That crummy boss in the window office could be slowly killing you, according to a study of British workers published Monday.
Researchers in Finland who did the study found that workers who felt they were being treated fairly had a much lower incidence of coronary heart disease, the leading cause of death in all Western societies.
“Most people care deeply about just treatment by authorities,” study author Mika Kivimaki of the Finnish Institute of Occupational Health wrote in this week’s Archives of Internal Medicine. “Lack of justice may be a source of oppression, deprivation and stress.”
People consider that they are being treated fairly at work when they believe their supervisor considers their viewpoint, shares information about decision-making and treats individuals fairly and in a truthful manner, the study said.
The researchers tracked the 10-year incidence of heart disease in over 6,400 male civil servants in London who had been polled on their perceived level of justice and injustice in the workplace.

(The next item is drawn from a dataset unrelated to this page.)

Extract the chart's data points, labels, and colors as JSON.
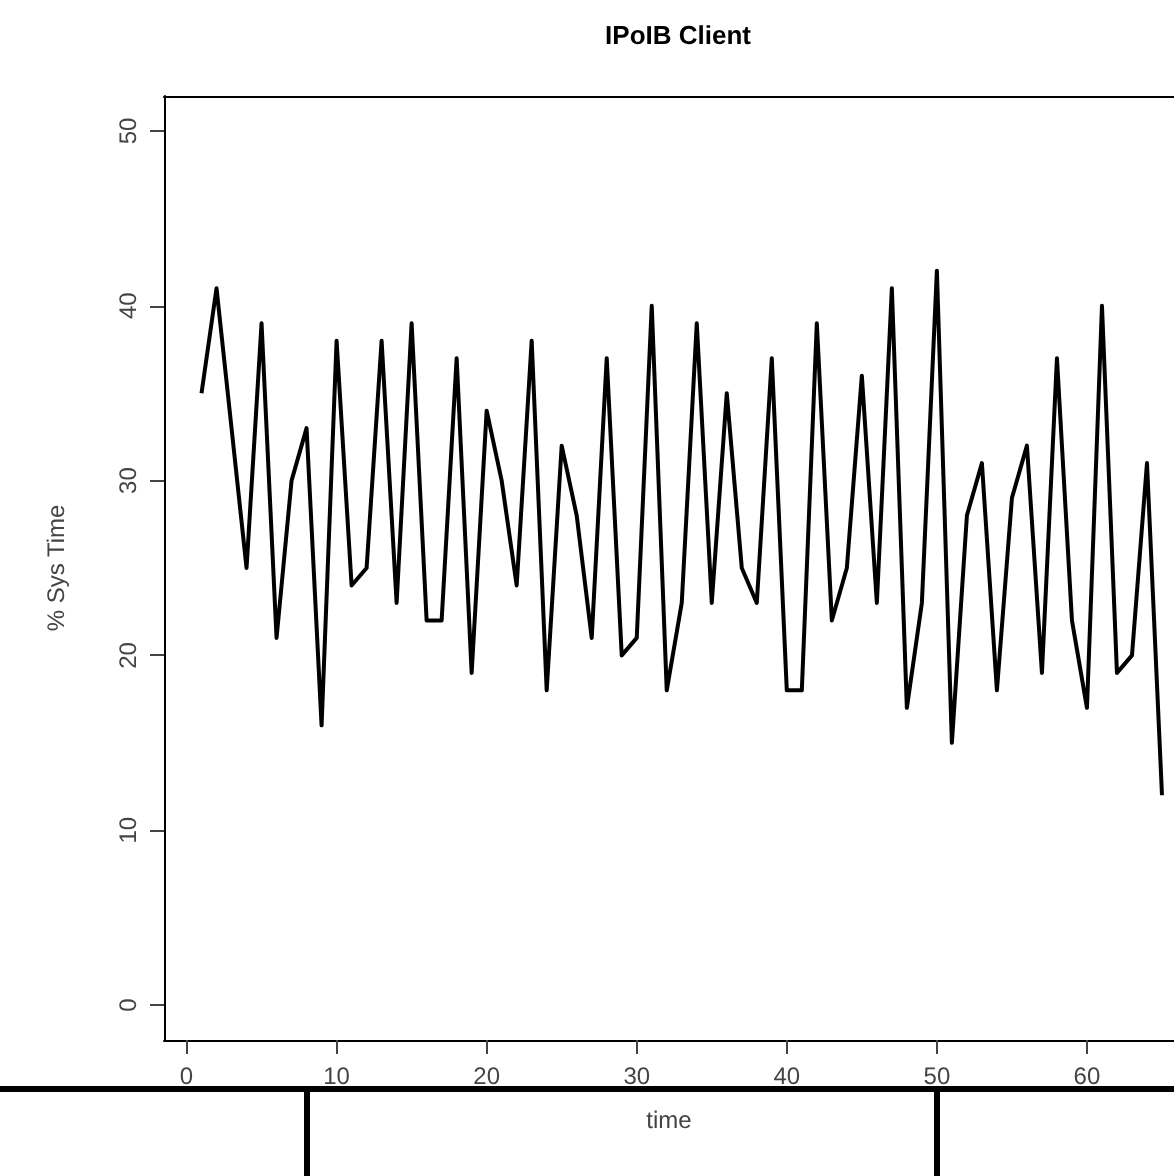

“In men who perceived a high level of justice, the risk of coronary heart disease was 30 percent lower than among those who perceived a low or an intermediate level of justice,” the researchers said.
That finding was not accounted for by other risk factors, from age and socioeconomic status to cholesterol levels, alcohol consumption and physical activity, the authors said.
Rania Sedhom, a labor and employment attorney with Meyer Suozzi English & Klein in New York who commented on the research, said a parallel study in the United States could find even more dramatic results because of the longer American work day.